RI fire captain injury renews cyanide safety concerns
Capt. Joseph Fontaine was seriously injured after being exposed to cyanide while battling a fire; the department had removed most of their cyanide detectors due to budget cuts
PROVIDENCE, R.I. — A fire captain who remains hospitalized after being seriously injured in a Rhode Island fire has brought renewed attention to the dangers of cyanide for firefighters.
Turnto10.com reported Fire Captain Joseph Fontaine has undergone treatments for cyanide poisoning and is still facing pulmonary issues following his exposure while battling the massive fire. Four other firefighters were also treated for cyanide poisoning following the fire.
“Hydrogen cyanide affects your central nervous system and you get disoriented,” Rhode Island Fire Marshal John Chartier said. “You get confused. That’s how we lose firefighters in buildings.”
Cyanide poisoning is an issue the city has faced before. After a 2006 fire, where 23 firefighters were hospitalized for hydrogen cyanide poisoning, the city installed cyanide detectors in every truck. Nearly 10 years later, most of the devices are gone.
"(It’s) kind of taking a step backwards,” Captain Joseph Molis said. “There’s no cyanide detection at all.”

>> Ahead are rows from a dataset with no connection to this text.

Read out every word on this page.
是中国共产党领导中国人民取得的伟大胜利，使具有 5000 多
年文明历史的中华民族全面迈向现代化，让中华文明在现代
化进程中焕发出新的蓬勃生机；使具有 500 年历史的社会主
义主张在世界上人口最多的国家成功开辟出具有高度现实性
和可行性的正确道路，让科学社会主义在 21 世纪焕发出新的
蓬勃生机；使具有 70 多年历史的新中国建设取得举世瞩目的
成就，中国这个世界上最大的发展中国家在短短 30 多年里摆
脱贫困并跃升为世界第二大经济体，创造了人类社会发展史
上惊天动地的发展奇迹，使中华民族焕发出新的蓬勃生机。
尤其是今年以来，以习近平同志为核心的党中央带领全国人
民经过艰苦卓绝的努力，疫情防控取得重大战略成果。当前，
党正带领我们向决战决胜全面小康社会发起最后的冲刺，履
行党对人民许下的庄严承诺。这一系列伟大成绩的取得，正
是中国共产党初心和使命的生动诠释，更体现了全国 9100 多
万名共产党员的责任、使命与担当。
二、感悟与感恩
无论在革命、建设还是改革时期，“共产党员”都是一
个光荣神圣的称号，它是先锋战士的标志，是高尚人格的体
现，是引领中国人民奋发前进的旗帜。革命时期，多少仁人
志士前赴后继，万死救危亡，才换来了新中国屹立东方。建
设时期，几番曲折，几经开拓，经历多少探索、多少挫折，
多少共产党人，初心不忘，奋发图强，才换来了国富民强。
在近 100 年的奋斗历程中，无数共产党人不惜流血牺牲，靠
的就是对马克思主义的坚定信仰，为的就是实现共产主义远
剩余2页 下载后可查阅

Most of the devices, which reportedly cost about $300 or $400 in 2006, were removed due to budget cuts.
“We can ask and ask and ask,” Capt. Molis said. “It comes down to money. They have to make the tough choices of whether to provide that or not.”
Capt. Molis said the detection devices would have been helpful in the most recent fire, but also placed some of the blame on firefighters who knowingly continued working after their air packs ran out.
Paul Doughty, the firefighter’s union president, said the firefighters had no choice.
“When their air packs ran out, at times they were forced to maintain their position to make sure that the fire didn’t spread because it was that dire of a situation,” Doughty said. “It could have turned into a conflagration very, very easily. So, they did operate after their air packs had run out of air.”
Capt. Molis said the city needs to work on putting safety first for its firefighters.
“You know, it’s not just the cyanide detectors,” he said. “We don’t have a health and safety officer anymore. There’s nobody looking out for the safety of us.”